ChangeGuard: Validating Code Changes via Pairwise Learning-Guided Execution
Lars Gröninger, Beatriz Souza, Michael Pradel
TL;DR
ChangeGuard tackles the problem of automatically validating whether code changes preserve runtime behavior, a difficult task when changes occur deep inside large projects. It introduces pairwise learning-guided execution, which runs the old and new function versions side-by-side, merging them into a comparison program and injecting diverse, project-specific values to explore execution paths. The approach significantly improves robustness and coverage over prior learning-guided execution, achieving precision 77.1% and recall 69.5% on manually annotated changes, and substantially increasing code-path coverage (median ~92%) while solving many semantics-changing cases that regression tests miss. Evaluations on manually annotated commits and automated refactorings (including GPT-generated changes) demonstrate that ChangeGuard can effectively detect semantics changes that others miss, enabling earlier detection of unintended behavior changes and providing a practical validation step for automated code transformations.
Abstract
Code changes are an integral part of the software development process. Many code changes are meant to improve the code without changing its functional behavior, e.g., refactorings and performance improvements. Unfortunately, validating whether a code change preserves the behavior is non-trivial, particularly when the code change is performed deep inside a complex project. This paper presents ChangeGuard, an approach that uses learning-guided execution to compare the runtime behavior of a modified function. The approach is enabled by the novel concept of pairwise learning-guided execution and by a set of techniques that improve the robustness and coverage of the state-of-the-art learning-guided execution technique.

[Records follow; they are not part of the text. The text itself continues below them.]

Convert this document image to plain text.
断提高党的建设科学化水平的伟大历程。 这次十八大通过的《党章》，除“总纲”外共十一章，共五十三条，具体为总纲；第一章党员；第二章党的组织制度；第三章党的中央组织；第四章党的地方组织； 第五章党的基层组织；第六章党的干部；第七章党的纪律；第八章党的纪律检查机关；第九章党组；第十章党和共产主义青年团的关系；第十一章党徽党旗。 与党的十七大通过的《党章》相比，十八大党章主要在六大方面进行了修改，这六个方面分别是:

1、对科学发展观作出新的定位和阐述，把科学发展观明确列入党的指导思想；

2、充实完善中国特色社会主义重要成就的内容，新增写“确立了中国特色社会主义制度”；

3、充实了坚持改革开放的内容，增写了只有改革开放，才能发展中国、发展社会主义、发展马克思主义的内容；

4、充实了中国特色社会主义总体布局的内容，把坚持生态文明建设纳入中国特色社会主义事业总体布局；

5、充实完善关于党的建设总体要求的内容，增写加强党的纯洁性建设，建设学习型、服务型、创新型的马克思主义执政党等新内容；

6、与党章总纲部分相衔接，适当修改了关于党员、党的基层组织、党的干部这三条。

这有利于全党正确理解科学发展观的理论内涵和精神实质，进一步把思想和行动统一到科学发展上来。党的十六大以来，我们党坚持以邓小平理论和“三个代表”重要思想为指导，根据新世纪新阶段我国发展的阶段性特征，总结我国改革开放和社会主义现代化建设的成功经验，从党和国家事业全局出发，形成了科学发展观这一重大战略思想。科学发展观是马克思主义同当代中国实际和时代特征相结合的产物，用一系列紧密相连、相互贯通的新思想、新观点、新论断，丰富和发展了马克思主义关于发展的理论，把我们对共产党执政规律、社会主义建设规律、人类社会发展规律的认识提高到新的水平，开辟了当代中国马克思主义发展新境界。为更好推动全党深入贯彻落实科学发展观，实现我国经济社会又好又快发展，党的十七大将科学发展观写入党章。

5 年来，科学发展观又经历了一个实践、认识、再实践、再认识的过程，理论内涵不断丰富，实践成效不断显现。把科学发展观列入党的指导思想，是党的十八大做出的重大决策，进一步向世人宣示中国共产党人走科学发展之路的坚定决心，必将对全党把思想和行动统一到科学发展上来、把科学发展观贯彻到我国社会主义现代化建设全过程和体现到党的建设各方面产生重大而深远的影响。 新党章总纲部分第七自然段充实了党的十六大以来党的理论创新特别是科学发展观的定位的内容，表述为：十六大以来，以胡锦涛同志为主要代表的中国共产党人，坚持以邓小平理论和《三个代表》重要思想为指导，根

Our evaluation applies ChangeGuard to a dataset of 224 manually annotated code changes from popular Python open-source projects and to three datasets of code changes obtained by applying automated code transformations. Our results show that the approach identifies semantics-changing code changes with a precision of 77.1% and a recall of 69.5%, and that it detects unexpected behavioral changes introduced by automatic code refactoring tools. In contrast, the existing regression tests of the analyzed projects miss the vast majority of semantics-changing code changes, with a recall of only 7.6%. We envision our approach being useful for detecting unintended behavioral changes early in the development process and for improving the quality of automated code transformations.